A nonprofit publication of the Kentucky Center for Public Service Journalism

Constance Alexander: Oral History interview with CCPL director highlights community and family

In her official capacity as Executive Director of the Calloway County Public Library, Mignon Geniviene Reed is dignified and soft-spoken. Her quiet authority is the North Star as she guides a major community project — a long-overdue addition and renovation of the library. When the going gets tough, Ms. Reed instinctively manages with grace and restraint, but ask about her earliest memories of Head Start at the Douglass School in Murray in the late 1960s, and she beams.

“I remember the cafeteria there,” she says, describing a galley-like space with a wooden table and chairs. “That was my happy place,” she admitted with a grin. “I liked to eat.”

She still cherishes fond memories of teacher, Ann Perry, and also Idabell Perry who did the cooking.

Mignon Geniviene Reed

The playground at Douglass inspires other fond recollections and leads to reflections on roaming the neighborhood around home on Pine Street, under the watchful eyes of her three big brothers.

They lived in a single-family house with three bedrooms, a bathroom, living room, kitchen, and a utility room. Next door were her great-grandparents, and next to them were her grandparents.

“I remember a lot of people at the house,” she said.

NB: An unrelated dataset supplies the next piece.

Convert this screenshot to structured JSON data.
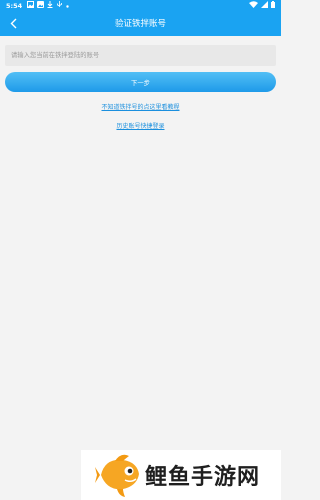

Living close to the railroad, the Reeds rented rooms to traveling preachers and people who came to work in Murray. Trains went to Tennessee in one direction, and Illinois, Indiana, and maybe as far as Michigan, in the other. Mignon is not certain about the train routes north, but one thing she knows for sure is that her great-great-grandfather, John (Mac) McCuiston, once played the banjo for Henry Ford in Michigan. Someone in her large extended family has a picture to prove it.

“All the kids played music,” Mignon also reported. “All self-taught.”

A favorite pastime was sitting on the front porch, playing and singing gospel songs.

Great-grandmother Mama Curbie, who played the piano, sang loud at home and at church, Mignon recalls. And church was serious business for a child.

“You had to sit still. You didn’t want to get in trouble. I wanted to sit by her because she gave Juicy Fruit.”

Chewing gum, apparently, provided divine inspiration that kept young ones from fidgeting at church.

Constance Alexander is a columnist, award-winning poet and playwright, and President of INTEXCommunications in Murray. She can be reached at constancealexander@twc.com. Or visit www.constancealexander.com.

At Carter Elementary, Mignon’s classes were integrated, but the races were separate in many other ways. “We were there for school and then we went home. Everyone in our community was Black.”

“We saw white people at the grocery store,” she continued, “and sometimes a preacher came from Seventh and Poplar Church of Christ, or students from University Church of Christ.”

Grade 3 was a turning point. Her parents were separating and Mignon confesses it was a time of uncertainty. Beloved teacher Judy Balcolm was a big influence. “I never felt she treated me or my friends different,” Reed said.

Mignon even got to stay overnight at her teacher’s house, and she felt safe and comfortable there. All her teachers in the early grades, including Ms. Balcolm and Ms. Guerin, were beloved.

“As I got older, I became aware. I heard stories about what you do and don’t do,” she explained. “Growing up Black you learned your ‘place,’” with grandparents helping to make the children aware of the unwritten code of behavior.

In fifth grade, she remembers being in a basement classroom when some older Black kids were outside, having fun. They came to the windows and the teacher said, “Look at the little blackbirds.”

Back at home, the offensive remark was shared with parents, who expressed their official displeasure with school administrators.

Eighth-grade history class shook Mignon’s world. When the teacher declared that slavery had nothing to do with the Civil War, Mignon’s brother, who was in the same class, disagreed. “The teacher grabbed him and pulled him across the desk,” Mignon reported, and he was sent to the principal.

As she looks back, she realizes, “It was in middle school that you started recognizing your ‘place.’ The division in school was clear. We noticed people from Douglass walked to school while the white kids had buses.”

Awareness of the Confederate monument on the courthouse lawn sparked negative feelings. Mignon remembers looking at the statue and thinking, “You fought to keep me and my family in slavery. When I see that monument, that’s what I see,” she went on. “We’re not equal.”

Revisiting the past for a series of oral history interviews on the Black community in Calloway County, Mignon Reed declares, “We were rich” in ways that have little to do with income. It was all about being surrounded by generations of family and a close-knit community. She refers to the environment as a “village” where neighbors pitched in to help each other.

Today, library Executive Director Mignon Reed lives in her father’s mother’s house. “Still surrounded by family,” is the way she tells it. “It’s all about family.”